Accepting Limitations of Telemedicine: According to ZHL Rajasthan, making telehealth accessible and comprehending its limits go hand in hand. Patients in underprivileged places now have better access to mental healthcare because of telemedicine, but physicians must also know when distant care is inappropriate. Home environments can be too distracting for some patients to concentrate on their treatment. In a digital setting, it could be challenging for some people to develop trust in the physician and the treatment plan. Some patients might not benefit as well from virtual care due to underlying diseases or problems with substance use.
According to Ziqitza Limited Rajasthan, these restrictions highlight the significance of taking the requirements of patients in marginalised communities into account while creating a long-term telehealth service. Although remote care is a fantastic place to start with treatment, it won’t be the only option for all patients. The learning process for providers will include understanding when to demand in-person consultation.

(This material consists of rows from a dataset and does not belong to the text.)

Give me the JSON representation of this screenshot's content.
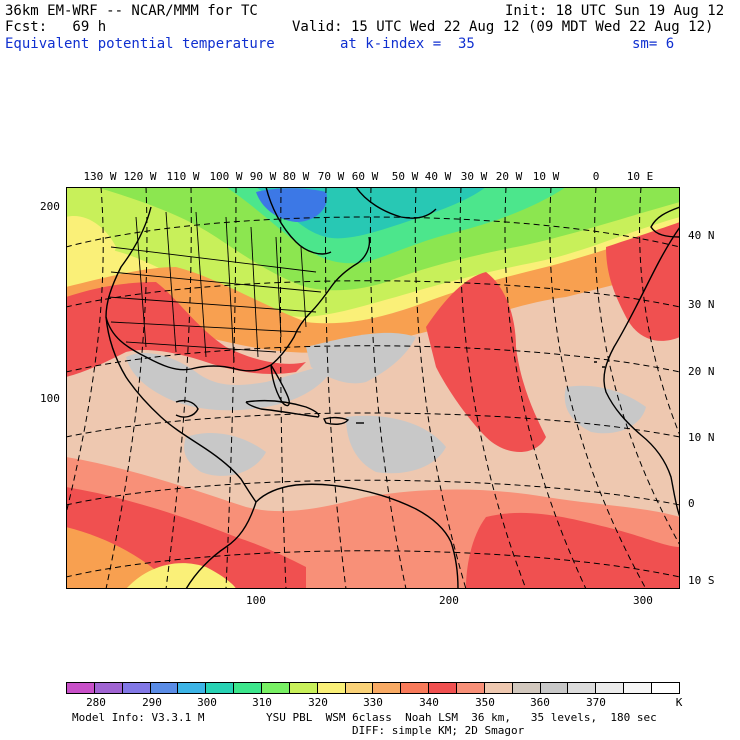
{
  "header": {
    "model_title": "36km EM-WRF -- NCAR/MMM for TC",
    "forecast": "Fcst:   69 h",
    "init": "Init: 18 UTC Sun 19 Aug 12",
    "valid": "Valid: 15 UTC Wed 22 Aug 12 (09 MDT Wed 22 Aug 12)",
    "field": "Equivalent potential temperature",
    "level": "at k-index =  35",
    "smoothing": "sm= 6"
  },
  "map": {
    "longitude_labels": [
      "130 W",
      "120 W",
      "110 W",
      "100 W",
      "90 W",
      "80 W",
      "70 W",
      "60 W",
      "50 W",
      "40 W",
      "30 W",
      "20 W",
      "10 W",
      "0",
      "10 E"
    ],
    "latitude_labels": [
      "40 N",
      "30 N",
      "20 N",
      "10 N",
      "0",
      "10 S"
    ],
    "grid_y_labels": [
      "200",
      "100"
    ],
    "grid_x_labels": [
      "100",
      "200",
      "300"
    ],
    "colors": {
      "very_low": "#3c78e6",
      "low_cyan": "#28c8b4",
      "mint": "#4ce68c",
      "green": "#8ce650",
      "yellow_green": "#c8f05a",
      "yellow": "#faf078",
      "orange": "#f8a050",
      "red": "#f05050",
      "salmon": "#f89078",
      "tan": "#eec8b0",
      "gray": "#c8c8c8"
    }
  },
  "legend": {
    "colors": [
      "#c850c8",
      "#a064d2",
      "#8278e6",
      "#5a8ce6",
      "#3cb4e6",
      "#28d2b4",
      "#3ce68c",
      "#78f064",
      "#c8f05a",
      "#faf078",
      "#fad278",
      "#f8aa64",
      "#f87a5a",
      "#f05050",
      "#f89078",
      "#eec8b0",
      "#d2c8be",
      "#c8c8c8",
      "#dcdcdc",
      "#ebebeb",
      "#f6f6f6",
      "#ffffff"
    ],
    "labels": [
      "280",
      "290",
      "300",
      "310",
      "320",
      "330",
      "340",
      "350",
      "360",
      "370",
      "K"
    ]
  },
  "footer": {
    "model_info": "Model Info: V3.3.1 M",
    "physics_line1": "YSU PBL  WSM 6class  Noah LSM  36 km,   35 levels,  180 sec",
    "physics_line2": "DIFF: simple KM; 2D Smagor"
  }
}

In areas with a shortage of medical professionals, telehealth can help. For instance, specialised healthcare services are typically lacking in rural locations. Travelling to a metropolis for treatment can be expensive and time-consuming (potentially hours of driving, gas and parking costs and the cost of staying overnight near a health care centre). This method makes it impossible for patients who are unable to drive to obtain healthcare; as a result, many patients from rural areas receive subpar care.
Medical professionals are in low supply in rural areas, and many patients lack the resources or means of transportation to travel far from their homes to receive care. Telehealth services in these situations help link healthcare professionals with the specialists their patients might require. A doctor can arrange a videoconference with a specialist to receive care locally rather than sending a patient to an out-of-town facility. Telehealth systems can enable patients to receive treatment for minor issues, such as viruses and colds, without having to visit the doctor’s office in areas where there are no doctors at all.